The Department for Energy and Climate Change estimated that the average annual bill will be £1,285 by 2020 with low-carbon measures in place, whereas a business-as-usual approach would result in an average bill of £1,379.
The figures come after Centrica, the owner of British Gas, warned that energy prices are likely to rise by as much as £50 per household in the near future.

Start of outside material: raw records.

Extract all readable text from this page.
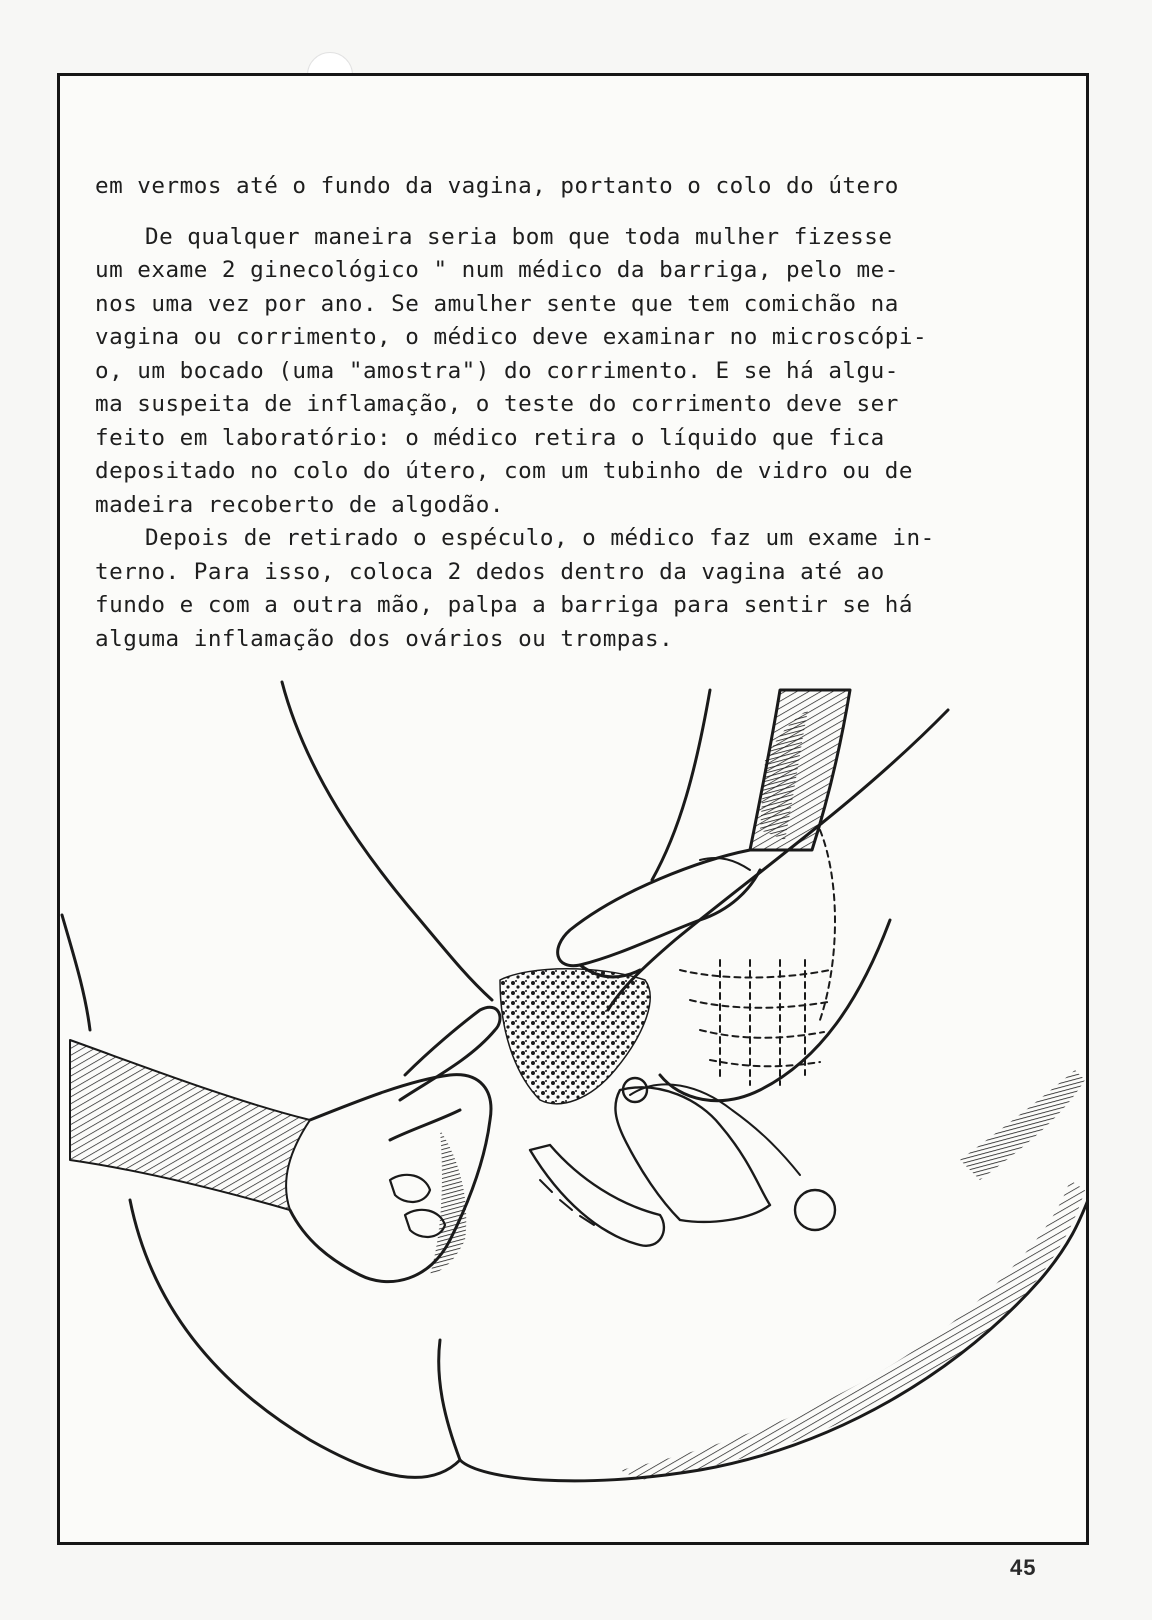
em vermos até o fundo da vagina, portanto o colo do útero
De qualquer maneira seria bom que toda mulher fizesse
um exame 2 ginecológico " num médico da barriga, pelo me-
nos uma vez por ano. Se amulher sente que tem comichão na
vagina ou corrimento, o médico deve examinar no microscópi-
o, um bocado (uma "amostra") do corrimento. E se há algu-
ma suspeita de inflamação, o teste do corrimento deve ser
feito em laboratório: o médico retira o líquido que fica
depositado no colo do útero, com um tubinho de vidro ou de
madeira recoberto de algodão.
Depois de retirado o espéculo, o médico faz um exame in-
terno. Para isso, coloca 2 dedos dentro da vagina até ao
fundo e com a outra mão, palpa a barriga para sentir se há
alguma inflamação dos ovários ou trompas.
45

There have been claims that removing renewable energy incentives would help to lessen the impact of rises in wholesale gas prices.
But the DECC analysis shows that investing in low-carbon energy will pay off in the long-term, according to the Scottish Energy Minster, Fergus Ewing.
“Renewable energy is vital to Scotland and to the rest of the UK," he said. "It is essential if we are to keep bills down for ordinary families, boost the economy and meet our climate change targets."
Mr Ewing pointed to separate research by the energy watchdog Ofgem which backed the DECC in finding that renewable energy would help to reduce consumer bills.
He claimed that green energy incentives represented good value for money.
“Renewable incentives add only £15-20 to annual household utility bills in Scotland – a valuable investment in keeping future bills down," said Mr Ewing.
“Industry figures show there are already 11,000 renewable energy jobs in Scotland and £750 million was invested in renewable energy over the last year – and this figure is set to rise."